When this site is oxidised, which occurs just before a cell divides, p21 is broken down, allowing cells to keep reproducing. But when the site is not oxidised – due to mutation or lack of reactive oxygen – p21 becomes more stable and cells are more likely to enter senescence.
This oxidation acts as a chemical switch – part of a broader redox mechanism where oxygen-based chemical changes help control protein function – that helps steer cells towards growth or permanent arrest – a decision that is critical in cancer biology and treatment response.
The redox switch affecting cell division
To confirm that this was not just a result of genetic mutation, the team used targeted antioxidant enzymes that held p21 in a reduced state without altering its structure. This also led to higher p21 levels and increased senescence after stress – confirming that redox regulation alone could steer cell fate.
A potential target for future therapies
While these findings are still early-stage, they reveal a powerful mechanism that could be relevant in a range of diseases – especially cancer. Manipulating the redox state of p21 could offer a new entry point for therapies, particularly treatment-resistant cells that are difficult to eliminate with conventional approaches.
The researchers suggest this redox control may be important in improving responses to treatments like radiotherapy or drugs that lead to an increase in p21 levels.
Senior author Dr Jörg Mansfeld, Group Leader of the Post-translational Modifications and Cell Proliferation Group in the Division of Cell and Molecular Biology at The Institute of Cancer Research (ICR), said: “It’s remarkable that such a small chemical change – just one oxidised cysteine – can have such a profound impact on how cells behave. It shows how finely tuned our cell cycle controls really are.”
A shift in how we see cell stress
This research adds to growing evidence that redox regulation – once thought of as a side effect of cell stress – is actually a central part of how cells control key processes like growth, repair and ageing. The study complements earlier findings from the same team showing that CDK2, a key cell cycle protein inhibited by p21, is also directly regulated by oxidation – further illustrating how redox signalling can finely tune the balance between cell growth and arrest.
Dr Julia Vorhauser, co-lead author and Postdoctoral Training Fellow in the Post-translational Modifications and Cell Proliferation Group, said: “By understanding how p21’s oxidation state controls its stability and interactions, we’ve uncovered a completely new layer of regulation in the cell cycle. This could be a useful target in cancer – especially in tumours where p21 is present but misregulated.”
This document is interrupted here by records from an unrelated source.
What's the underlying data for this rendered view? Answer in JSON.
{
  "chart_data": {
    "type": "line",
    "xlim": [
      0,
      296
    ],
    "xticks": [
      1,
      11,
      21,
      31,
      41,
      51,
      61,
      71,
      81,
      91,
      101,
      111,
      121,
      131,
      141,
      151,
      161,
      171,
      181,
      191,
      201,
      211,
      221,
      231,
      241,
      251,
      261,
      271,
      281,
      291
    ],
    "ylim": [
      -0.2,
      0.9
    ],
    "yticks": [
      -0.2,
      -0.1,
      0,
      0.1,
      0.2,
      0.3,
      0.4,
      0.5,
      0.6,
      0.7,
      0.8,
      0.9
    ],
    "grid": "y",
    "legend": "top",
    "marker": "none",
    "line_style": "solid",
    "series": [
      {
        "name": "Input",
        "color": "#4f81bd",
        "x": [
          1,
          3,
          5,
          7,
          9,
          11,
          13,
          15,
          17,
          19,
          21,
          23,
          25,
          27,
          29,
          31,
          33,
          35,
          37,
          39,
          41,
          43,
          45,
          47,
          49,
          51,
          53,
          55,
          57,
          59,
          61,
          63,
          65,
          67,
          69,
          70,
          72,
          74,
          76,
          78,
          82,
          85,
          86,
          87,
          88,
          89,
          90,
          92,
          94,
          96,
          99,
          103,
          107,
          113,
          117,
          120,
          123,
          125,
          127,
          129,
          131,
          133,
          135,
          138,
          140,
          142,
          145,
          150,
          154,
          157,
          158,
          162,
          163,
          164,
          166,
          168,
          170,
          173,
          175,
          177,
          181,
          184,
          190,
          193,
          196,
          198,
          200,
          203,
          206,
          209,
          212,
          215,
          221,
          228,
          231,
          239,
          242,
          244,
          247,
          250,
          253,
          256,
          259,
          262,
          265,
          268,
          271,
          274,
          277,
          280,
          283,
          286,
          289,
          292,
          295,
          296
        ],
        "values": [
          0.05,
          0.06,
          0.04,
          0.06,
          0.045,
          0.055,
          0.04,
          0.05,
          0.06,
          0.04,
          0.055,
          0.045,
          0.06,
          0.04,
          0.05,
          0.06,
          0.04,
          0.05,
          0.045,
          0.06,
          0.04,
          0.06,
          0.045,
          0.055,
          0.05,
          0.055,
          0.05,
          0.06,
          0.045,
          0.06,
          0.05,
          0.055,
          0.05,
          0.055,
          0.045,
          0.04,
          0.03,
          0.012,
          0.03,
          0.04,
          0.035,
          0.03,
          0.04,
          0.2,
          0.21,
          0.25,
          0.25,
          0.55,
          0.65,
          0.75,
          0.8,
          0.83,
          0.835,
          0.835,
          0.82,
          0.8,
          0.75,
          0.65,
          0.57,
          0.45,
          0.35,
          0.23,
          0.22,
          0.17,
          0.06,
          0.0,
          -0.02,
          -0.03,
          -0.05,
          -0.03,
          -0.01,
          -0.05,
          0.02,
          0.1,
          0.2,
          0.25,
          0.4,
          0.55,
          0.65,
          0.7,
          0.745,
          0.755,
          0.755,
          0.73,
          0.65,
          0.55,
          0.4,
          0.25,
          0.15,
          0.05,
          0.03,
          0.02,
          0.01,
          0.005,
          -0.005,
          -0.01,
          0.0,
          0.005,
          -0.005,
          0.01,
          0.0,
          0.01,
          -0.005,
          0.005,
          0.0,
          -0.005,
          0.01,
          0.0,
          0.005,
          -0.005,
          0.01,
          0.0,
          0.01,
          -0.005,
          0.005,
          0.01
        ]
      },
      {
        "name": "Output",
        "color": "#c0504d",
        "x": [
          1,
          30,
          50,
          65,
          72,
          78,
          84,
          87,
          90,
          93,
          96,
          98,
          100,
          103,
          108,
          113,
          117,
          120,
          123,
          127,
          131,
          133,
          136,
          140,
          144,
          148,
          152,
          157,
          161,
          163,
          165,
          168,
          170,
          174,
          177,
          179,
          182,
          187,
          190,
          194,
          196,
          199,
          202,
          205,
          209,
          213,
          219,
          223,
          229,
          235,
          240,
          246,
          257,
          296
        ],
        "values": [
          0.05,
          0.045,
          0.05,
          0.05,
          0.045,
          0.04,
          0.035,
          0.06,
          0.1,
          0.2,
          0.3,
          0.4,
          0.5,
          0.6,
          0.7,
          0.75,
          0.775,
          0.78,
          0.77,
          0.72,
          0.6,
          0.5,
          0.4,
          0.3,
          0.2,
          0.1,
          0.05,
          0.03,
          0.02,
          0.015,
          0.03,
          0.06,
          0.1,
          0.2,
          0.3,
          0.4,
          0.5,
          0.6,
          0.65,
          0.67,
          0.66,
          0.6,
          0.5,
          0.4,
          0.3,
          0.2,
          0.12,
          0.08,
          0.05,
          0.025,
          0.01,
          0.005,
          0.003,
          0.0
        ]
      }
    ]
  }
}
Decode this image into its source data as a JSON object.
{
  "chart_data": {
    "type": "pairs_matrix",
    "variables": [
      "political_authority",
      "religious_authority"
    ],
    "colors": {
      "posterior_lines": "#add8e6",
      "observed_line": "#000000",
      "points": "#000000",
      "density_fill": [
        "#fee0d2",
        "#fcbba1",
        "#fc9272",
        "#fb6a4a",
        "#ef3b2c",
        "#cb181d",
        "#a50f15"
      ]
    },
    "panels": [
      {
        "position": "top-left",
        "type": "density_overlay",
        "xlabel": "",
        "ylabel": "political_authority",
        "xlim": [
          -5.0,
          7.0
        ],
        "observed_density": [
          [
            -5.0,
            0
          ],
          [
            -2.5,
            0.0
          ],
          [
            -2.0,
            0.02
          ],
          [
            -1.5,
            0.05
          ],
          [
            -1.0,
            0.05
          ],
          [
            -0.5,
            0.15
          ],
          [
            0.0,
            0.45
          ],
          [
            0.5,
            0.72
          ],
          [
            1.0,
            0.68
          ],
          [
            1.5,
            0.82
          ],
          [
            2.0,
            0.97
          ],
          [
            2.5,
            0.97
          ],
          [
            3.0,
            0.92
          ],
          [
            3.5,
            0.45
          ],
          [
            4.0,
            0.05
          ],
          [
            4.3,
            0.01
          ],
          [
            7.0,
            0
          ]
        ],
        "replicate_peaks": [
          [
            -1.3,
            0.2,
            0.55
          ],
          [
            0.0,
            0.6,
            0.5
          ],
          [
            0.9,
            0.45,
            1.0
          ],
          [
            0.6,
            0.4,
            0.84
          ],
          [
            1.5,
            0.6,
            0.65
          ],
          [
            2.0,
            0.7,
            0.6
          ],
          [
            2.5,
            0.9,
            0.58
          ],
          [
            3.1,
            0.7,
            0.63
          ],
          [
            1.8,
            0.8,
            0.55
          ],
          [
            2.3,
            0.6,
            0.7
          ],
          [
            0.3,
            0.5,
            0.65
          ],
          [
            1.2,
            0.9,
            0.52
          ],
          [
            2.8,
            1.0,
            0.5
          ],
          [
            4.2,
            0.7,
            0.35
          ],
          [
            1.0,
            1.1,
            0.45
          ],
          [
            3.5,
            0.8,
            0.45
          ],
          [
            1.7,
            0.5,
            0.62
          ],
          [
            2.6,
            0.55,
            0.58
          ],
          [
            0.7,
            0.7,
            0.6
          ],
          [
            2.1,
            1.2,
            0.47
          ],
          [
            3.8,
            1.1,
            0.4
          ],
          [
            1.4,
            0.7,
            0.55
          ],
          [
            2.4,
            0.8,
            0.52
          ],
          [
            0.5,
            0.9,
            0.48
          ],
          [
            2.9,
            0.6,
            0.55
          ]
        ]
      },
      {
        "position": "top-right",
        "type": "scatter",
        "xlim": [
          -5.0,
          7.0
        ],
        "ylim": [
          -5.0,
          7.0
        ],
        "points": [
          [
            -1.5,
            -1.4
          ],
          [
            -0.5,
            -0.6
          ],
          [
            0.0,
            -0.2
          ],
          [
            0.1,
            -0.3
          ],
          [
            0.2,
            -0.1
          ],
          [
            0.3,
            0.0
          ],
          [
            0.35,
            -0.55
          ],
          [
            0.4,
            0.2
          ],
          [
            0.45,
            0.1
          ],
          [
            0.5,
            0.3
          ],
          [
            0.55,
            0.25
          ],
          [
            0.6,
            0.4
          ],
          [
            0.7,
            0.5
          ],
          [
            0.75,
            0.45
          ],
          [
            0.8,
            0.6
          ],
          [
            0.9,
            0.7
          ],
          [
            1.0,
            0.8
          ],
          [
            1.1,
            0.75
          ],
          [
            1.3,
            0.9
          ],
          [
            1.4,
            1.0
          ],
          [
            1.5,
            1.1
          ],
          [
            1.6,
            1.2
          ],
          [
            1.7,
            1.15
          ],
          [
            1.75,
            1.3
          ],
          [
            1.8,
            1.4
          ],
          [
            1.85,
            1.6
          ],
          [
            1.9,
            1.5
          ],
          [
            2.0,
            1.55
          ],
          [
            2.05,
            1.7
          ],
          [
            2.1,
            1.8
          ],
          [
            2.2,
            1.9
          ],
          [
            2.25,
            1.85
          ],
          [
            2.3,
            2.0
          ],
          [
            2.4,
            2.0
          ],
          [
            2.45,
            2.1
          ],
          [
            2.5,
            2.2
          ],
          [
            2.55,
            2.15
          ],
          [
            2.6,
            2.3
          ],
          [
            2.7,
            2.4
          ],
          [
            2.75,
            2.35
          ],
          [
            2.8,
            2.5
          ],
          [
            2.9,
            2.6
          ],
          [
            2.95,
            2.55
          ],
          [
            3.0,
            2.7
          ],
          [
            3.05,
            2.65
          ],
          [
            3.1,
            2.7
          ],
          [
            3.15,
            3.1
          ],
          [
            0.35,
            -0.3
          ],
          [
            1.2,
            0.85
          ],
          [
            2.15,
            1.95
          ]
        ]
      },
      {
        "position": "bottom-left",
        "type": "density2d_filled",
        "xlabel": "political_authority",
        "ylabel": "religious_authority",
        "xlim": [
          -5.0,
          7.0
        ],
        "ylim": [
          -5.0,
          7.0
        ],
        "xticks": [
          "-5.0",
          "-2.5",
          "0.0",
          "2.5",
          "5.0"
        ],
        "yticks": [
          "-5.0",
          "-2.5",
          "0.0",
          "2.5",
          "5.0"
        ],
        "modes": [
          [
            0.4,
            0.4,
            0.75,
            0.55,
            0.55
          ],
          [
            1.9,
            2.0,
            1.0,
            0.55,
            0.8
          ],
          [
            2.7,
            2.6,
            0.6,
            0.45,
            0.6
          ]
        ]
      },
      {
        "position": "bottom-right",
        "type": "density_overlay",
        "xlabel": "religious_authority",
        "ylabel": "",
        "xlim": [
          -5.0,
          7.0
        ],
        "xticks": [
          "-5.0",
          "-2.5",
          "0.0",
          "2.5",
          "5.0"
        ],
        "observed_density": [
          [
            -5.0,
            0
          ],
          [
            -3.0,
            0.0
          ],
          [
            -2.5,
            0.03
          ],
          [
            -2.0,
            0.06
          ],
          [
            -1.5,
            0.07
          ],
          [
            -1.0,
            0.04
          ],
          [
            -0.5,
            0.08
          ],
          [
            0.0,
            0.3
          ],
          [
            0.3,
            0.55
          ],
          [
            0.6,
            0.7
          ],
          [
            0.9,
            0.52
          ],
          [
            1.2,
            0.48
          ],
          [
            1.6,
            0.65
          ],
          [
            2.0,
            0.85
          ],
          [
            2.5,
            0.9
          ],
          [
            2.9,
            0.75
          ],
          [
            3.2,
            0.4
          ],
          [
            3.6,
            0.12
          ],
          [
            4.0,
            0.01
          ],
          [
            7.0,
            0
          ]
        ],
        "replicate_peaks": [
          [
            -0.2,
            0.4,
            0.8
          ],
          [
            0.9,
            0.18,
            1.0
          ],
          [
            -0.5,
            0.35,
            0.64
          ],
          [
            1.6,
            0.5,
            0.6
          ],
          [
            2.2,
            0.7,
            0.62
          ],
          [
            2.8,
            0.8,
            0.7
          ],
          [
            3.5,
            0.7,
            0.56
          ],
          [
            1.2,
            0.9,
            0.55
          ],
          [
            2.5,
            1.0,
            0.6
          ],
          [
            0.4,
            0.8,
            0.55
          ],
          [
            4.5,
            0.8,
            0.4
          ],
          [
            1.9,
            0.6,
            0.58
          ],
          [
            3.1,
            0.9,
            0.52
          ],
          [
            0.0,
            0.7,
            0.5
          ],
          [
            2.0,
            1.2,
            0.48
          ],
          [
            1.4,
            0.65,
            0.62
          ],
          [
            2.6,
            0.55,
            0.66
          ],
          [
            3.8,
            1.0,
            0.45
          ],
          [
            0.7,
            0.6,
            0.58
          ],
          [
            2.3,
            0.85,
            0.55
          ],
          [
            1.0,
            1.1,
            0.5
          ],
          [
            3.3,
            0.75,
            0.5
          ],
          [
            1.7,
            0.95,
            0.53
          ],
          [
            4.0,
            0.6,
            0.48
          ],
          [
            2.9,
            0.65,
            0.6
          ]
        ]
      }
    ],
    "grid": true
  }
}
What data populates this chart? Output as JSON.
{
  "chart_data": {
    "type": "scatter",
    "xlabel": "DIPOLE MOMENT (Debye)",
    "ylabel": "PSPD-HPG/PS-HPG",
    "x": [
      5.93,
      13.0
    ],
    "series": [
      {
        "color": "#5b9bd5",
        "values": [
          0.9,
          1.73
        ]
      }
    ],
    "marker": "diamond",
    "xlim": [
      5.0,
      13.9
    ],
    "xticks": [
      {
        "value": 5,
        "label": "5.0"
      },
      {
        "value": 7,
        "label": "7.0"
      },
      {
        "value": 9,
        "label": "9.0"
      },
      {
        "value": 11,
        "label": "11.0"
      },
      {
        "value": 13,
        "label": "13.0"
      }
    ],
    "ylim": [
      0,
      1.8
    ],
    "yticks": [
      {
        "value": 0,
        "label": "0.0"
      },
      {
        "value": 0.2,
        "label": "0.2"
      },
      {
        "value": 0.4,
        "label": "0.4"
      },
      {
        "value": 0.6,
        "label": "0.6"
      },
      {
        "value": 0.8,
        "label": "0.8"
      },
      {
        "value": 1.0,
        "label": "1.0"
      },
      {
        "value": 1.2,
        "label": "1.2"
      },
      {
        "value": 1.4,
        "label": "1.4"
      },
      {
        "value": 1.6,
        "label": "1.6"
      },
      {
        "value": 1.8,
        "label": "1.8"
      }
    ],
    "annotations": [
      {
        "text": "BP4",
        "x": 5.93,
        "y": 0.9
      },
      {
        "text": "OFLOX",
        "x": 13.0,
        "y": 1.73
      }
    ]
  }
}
The team is now looking at how this redox switch behaves in different types of cancer and trying to determine whether it could be exploited to design better combination treatments. While much work remains, the findings highlight a new way of thinking about how cell growth is controlled – one that could eventually be harnessed to improve cancer treatment.
Image: Artwork illustrating the cell cycle (the fiery ring) and the role of the protein p21 (white structure). A tiny chemical switch on p21 helps decide whether cells continue to divide - or enter senescence, a ‘frozen’ state where they stop for good (represented by the ice below). Artwork designed and provided by postdoc Hinyuk Lai.